Warum eine globale Mindeststeuer Wettbewerb und Liberalismus stärkt
Grundsätzlich ist Steuerwettbewerb aus liberaler Sicht eine gute Sache. Indem Länder ihr Steuersystem und ihre Tarife selbst gestalten dürfen, gibt man ihnen die Möglichkeit, Unternehmen, qualifizierte Arbeitskräfte und Investitionen durch ein günstiges Steuersystem und niedrige Steuertarife anzuziehen.
Das kommt besonders jenen Ländern zugute, die bei anderen Standortfaktoren nicht so gut punkten können – dazu gehören z.B. ein stabiles politisches und regulatorisches Umfeld, gut ausgebildete Arbeitskräfte, Zugang zu Rohstoffen und/oder einem großen Absatzmarkt oder der Schutz geistigen Eigentums. Volkswirtschaften verfügen nun einmal über unterschiedliche Standortvorteile – ein im internationalen Vergleich niedriger Körperschaftsteuersatz oder großzügige Ausnahmeregelungen gehören auch dazu.
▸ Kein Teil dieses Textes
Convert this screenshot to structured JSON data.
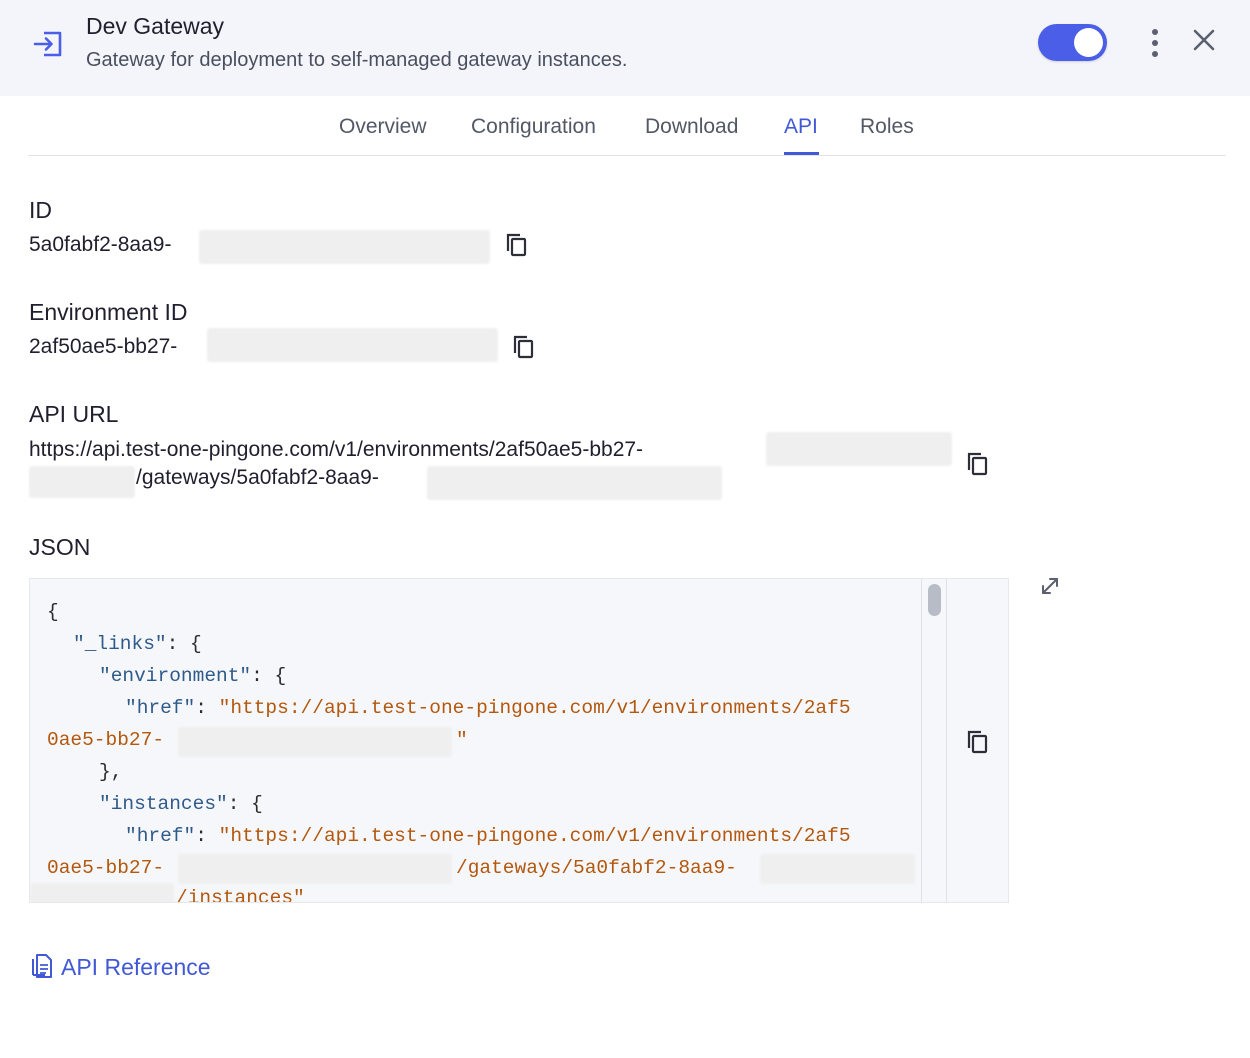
{
  "header": {
    "title": "Dev Gateway",
    "subtitle": "Gateway for deployment to self-managed gateway instances.",
    "icon": "sign-in-icon",
    "toggle_on": true
  },
  "tabs": [
    {
      "label": "Overview",
      "active": false
    },
    {
      "label": "Configuration",
      "active": false
    },
    {
      "label": "Download",
      "active": false
    },
    {
      "label": "API",
      "active": true
    },
    {
      "label": "Roles",
      "active": false
    }
  ],
  "fields": {
    "id": {
      "label": "ID",
      "value": "5a0fabf2-8aa9-"
    },
    "env_id": {
      "label": "Environment ID",
      "value": "2af50ae5-bb27-"
    },
    "api_url": {
      "label": "API URL",
      "line1": "https://api.test-one-pingone.com/v1/environments/2af50ae5-bb27-",
      "line2": "/gateways/5a0fabf2-8aa9-"
    }
  },
  "json": {
    "label": "JSON",
    "lines": [
      "{",
      "\"_links\"",
      "\"environment\"",
      "\"href\"",
      "\"https://api.test-one-pingone.com/v1/environments/2af5",
      "0ae5-bb27-",
      "},",
      "\"instances\"",
      "\"https://api.test-one-pingone.com/v1/environments/2af5",
      "0ae5-bb27-",
      "/gateways/5a0fabf2-8aa9-",
      "/instances\""
    ],
    "punct": {
      "colon_brace": ": {",
      "colon": ": ",
      "quote": "\""
    }
  },
  "api_reference": {
    "label": "API Reference",
    "icon": "document-icon"
  },
  "colors": {
    "accent": "#4159d6",
    "header_bg": "#f3f5fa",
    "json_string": "#b3580e",
    "json_key": "#2f5b8a"
  }
}
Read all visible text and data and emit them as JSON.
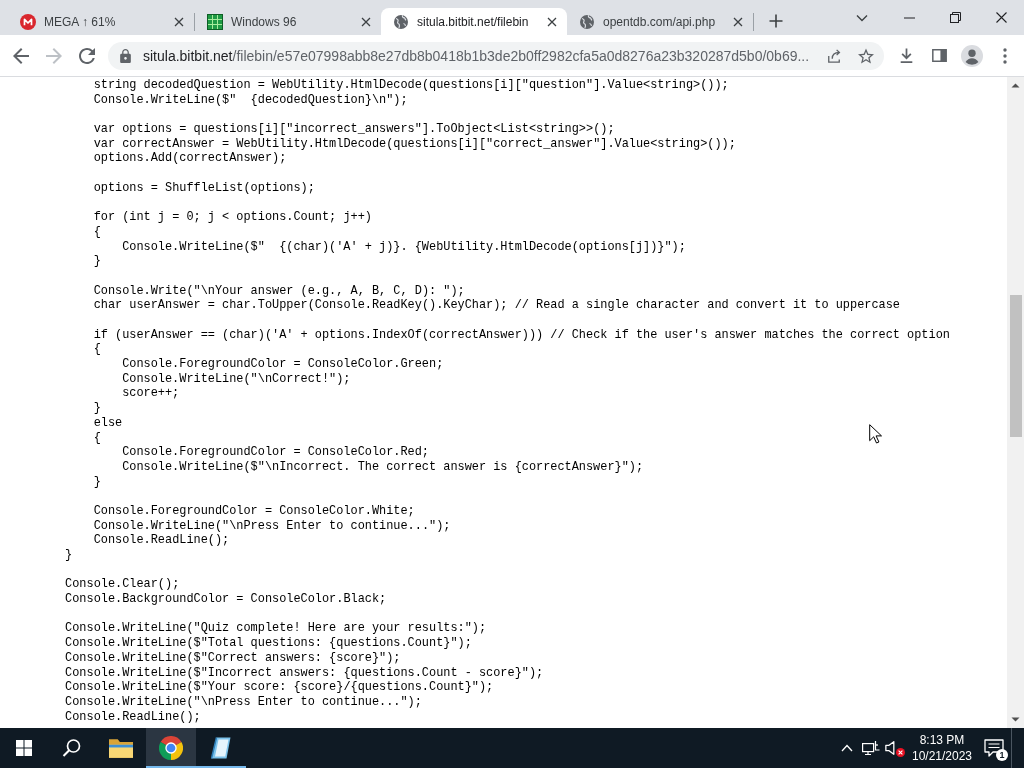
{
  "browser": {
    "tabs": [
      {
        "kind": "mega",
        "title": "MEGA ↑ 61%",
        "selected": false
      },
      {
        "kind": "grid",
        "title": "Windows 96",
        "selected": false
      },
      {
        "kind": "globe",
        "title": "situla.bitbit.net/filebin",
        "selected": true
      },
      {
        "kind": "globe",
        "title": "opentdb.com/api.php",
        "selected": false
      }
    ],
    "toolbar": {
      "nav": [
        {
          "kind": "back",
          "disabled": false
        },
        {
          "kind": "forward",
          "disabled": true
        },
        {
          "kind": "reload",
          "disabled": false
        }
      ],
      "address": {
        "host": "situla.bitbit.net",
        "path": "/filebin/e57e07998abb8e27db8b0418b1b3de2b0ff2982cfa5a0d8276a23b320287d5b0/0b69..."
      }
    }
  },
  "code": {
    "blocks": [
      [
        "            string decodedQuestion = WebUtility.HtmlDecode(questions[i][\"question\"].Value<string>());",
        "            Console.WriteLine($\"  {decodedQuestion}\\n\");"
      ],
      [
        "            var options = questions[i][\"incorrect_answers\"].ToObject<List<string>>();",
        "            var correctAnswer = WebUtility.HtmlDecode(questions[i][\"correct_answer\"].Value<string>());",
        "            options.Add(correctAnswer);"
      ],
      [
        "            options = ShuffleList(options);"
      ],
      [
        "            for (int j = 0; j < options.Count; j++)",
        "            {",
        "                Console.WriteLine($\"  {(char)('A' + j)}. {WebUtility.HtmlDecode(options[j])}\");",
        "            }"
      ],
      [
        "            Console.Write(\"\\nYour answer (e.g., A, B, C, D): \");",
        "            char userAnswer = char.ToUpper(Console.ReadKey().KeyChar); // Read a single character and convert it to uppercase"
      ],
      [
        "            if (userAnswer == (char)('A' + options.IndexOf(correctAnswer))) // Check if the user's answer matches the correct option",
        "            {",
        "                Console.ForegroundColor = ConsoleColor.Green;",
        "                Console.WriteLine(\"\\nCorrect!\");",
        "                score++;",
        "            }",
        "            else",
        "            {",
        "                Console.ForegroundColor = ConsoleColor.Red;",
        "                Console.WriteLine($\"\\nIncorrect. The correct answer is {correctAnswer}\");",
        "            }"
      ],
      [
        "            Console.ForegroundColor = ConsoleColor.White;",
        "            Console.WriteLine(\"\\nPress Enter to continue...\");",
        "            Console.ReadLine();",
        "        }"
      ],
      [
        "        Console.Clear();",
        "        Console.BackgroundColor = ConsoleColor.Black;"
      ],
      [
        "        Console.WriteLine(\"Quiz complete! Here are your results:\");",
        "        Console.WriteLine($\"Total questions: {questions.Count}\");",
        "        Console.WriteLine($\"Correct answers: {score}\");",
        "        Console.WriteLine($\"Incorrect answers: {questions.Count - score}\");",
        "        Console.WriteLine($\"Your score: {score}/{questions.Count}\");",
        "        Console.WriteLine(\"\\nPress Enter to continue...\");",
        "        Console.ReadLine();"
      ]
    ]
  },
  "taskbar": {
    "apps": [
      {
        "kind": "folder",
        "selected": false,
        "running": false
      },
      {
        "kind": "browser",
        "selected": true,
        "running": true
      },
      {
        "kind": "notepad",
        "selected": false,
        "running": true
      }
    ],
    "tray": {
      "volume_muted": true,
      "time": "8:13 PM",
      "date": "10/21/2023",
      "notifications": "1"
    }
  }
}
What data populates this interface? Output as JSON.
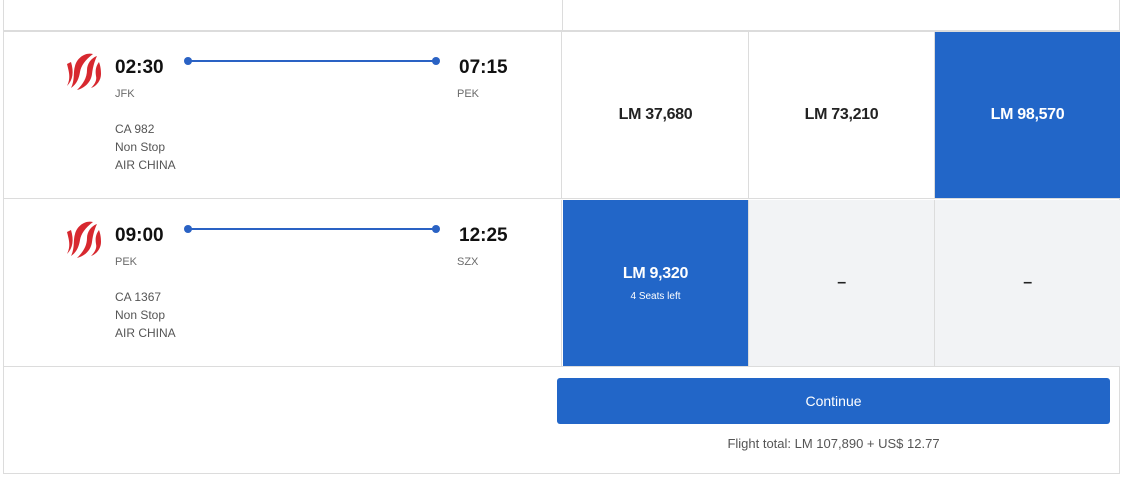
{
  "colors": {
    "accent": "#2266c8",
    "logo_red": "#d7282f",
    "unavailable_bg": "#f2f3f5"
  },
  "flights": [
    {
      "logo_icon": "air-china-logo-icon",
      "departure_time": "02:30",
      "departure_code": "JFK",
      "arrival_time": "07:15",
      "arrival_code": "PEK",
      "flight_number": "CA 982",
      "stops": "Non Stop",
      "airline": "AIR CHINA",
      "fares": [
        {
          "price": "LM 37,680",
          "seats": "",
          "state": "plain"
        },
        {
          "price": "LM 73,210",
          "seats": "",
          "state": "plain"
        },
        {
          "price": "LM 98,570",
          "seats": "",
          "state": "selected"
        }
      ]
    },
    {
      "logo_icon": "air-china-logo-icon",
      "departure_time": "09:00",
      "departure_code": "PEK",
      "arrival_time": "12:25",
      "arrival_code": "SZX",
      "flight_number": "CA 1367",
      "stops": "Non Stop",
      "airline": "AIR CHINA",
      "fares": [
        {
          "price": "LM 9,320",
          "seats": "4 Seats left",
          "state": "selected"
        },
        {
          "price": "–",
          "seats": "",
          "state": "unavailable"
        },
        {
          "price": "–",
          "seats": "",
          "state": "unavailable"
        }
      ]
    }
  ],
  "continue_label": "Continue",
  "flight_total": "Flight total: LM 107,890 + US$ 12.77"
}
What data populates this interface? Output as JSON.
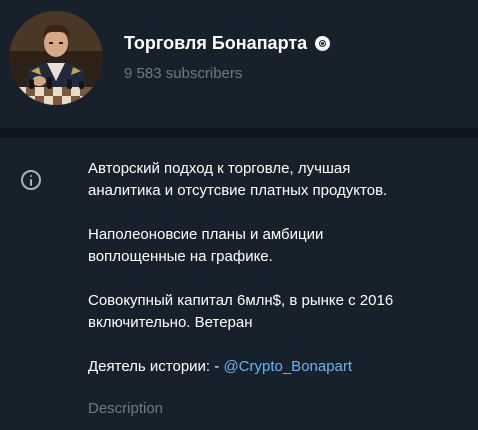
{
  "channel": {
    "title": "Торговля Бонапарта",
    "subscribers": "9 583 subscribers",
    "avatar_icon": "chess-player-portrait",
    "badge_icon": "coin-badge-icon"
  },
  "info": {
    "icon": "info-icon",
    "paragraphs": [
      "Авторский подход к торговле, лучшая\nаналитика и отсутсвие платных продуктов.",
      "Наполеоновсие планы и амбиции\nвоплощенные на графике.",
      "Совокупный капитал 6млн$, в рынке с 2016\nвключительно. Ветеран"
    ],
    "last_prefix": "Деятель истории: - ",
    "mention": "@Crypto_Bonapart",
    "label": "Description"
  },
  "colors": {
    "background": "#17212b",
    "divider": "#0e1621",
    "secondary_text": "#6c7883",
    "link": "#6ab3f3"
  }
}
Allerdings nahm in den letzten Jahren dieser Steuerwettbewerb zum Teil extreme Auswüchse an. Internationale Unternehmen nutzten ihn völlig legal aus, um ihre Steuern weltweit zu minimieren. Gleichzeitig begannen Staaten, auf neue Geschäftsmodelle zu reagieren und unilateral Steuern auf digitale Dienstleistungen und Produkte einzuführen. Das birgt das Risiko eines Steuerkriegs – ähnlich einem Handelskrieg mit gegenseitigen Strafzöllen – und kostet unterm Strich Wertschöpfung und Wachstum.
Eine weltweite Neuverteilung der Besteuerungsrechte an globalen und digitalen Produkten und Dienstleistungen soll diesen protektionistischen Tendenzen entgegenwirken und für Stabilität im internationalen Steuersystem sorgen. Auch bietet eine weltweite Mindestbesteuerung weiterhin Spielraum für Steuerwettbewerb zwischen Staaten. Mit 15 Prozent wurde lediglich eine Untergrenze eingezogen. Die Höhe einer solchen Mindestbesteuerung ist sicherlich Stoff für Kontroversen: Weltweit unterscheiden sich die Steuersätze für Unternehmen von Land zu Land stark und reichen von knapp über 10 Prozent in Liechtenstein über knapp über 28 Prozent in Australien bis zu über 40 Prozent in Costa Rica. Mit 15 Prozent wurde ein Kompromiss gesucht. Letztlich geht es darum, in Zukunft ein „race to the bottom“ und eine weitere Erosion der Steuerbasis zu verhindern.
Eine solche Erosion kann nicht im Interesse eines liberalen Staates sein, der funktionierende, stabile Institutionen und ein gutes, sozial durchlässiges Bildungssystem braucht. Er muss in der Lage sein, öffentliche Güter wie Sicherheit und öffentliche Infrastruktur in ausreichendem Maß zur Verfügung zu stellen, und er braucht eine breite Mittelschicht, die die Möglichkeit hat, sich durch Arbeit und Leistung Eigentum aufzubauen. Wenn große, international agierende Unternehmen trotz großer Gewinne einen immer geringeren Anteil der Steuern zahlen, führt das zudem nicht nur zu einem Ausfall an Steuereinnahmen, sondern auch zu einem Verlust an Vertrauen der Bürger:innen in die Steuergerechtigkeit, Steuergesetzgebung und letztlich in die Institutionen eines Staates.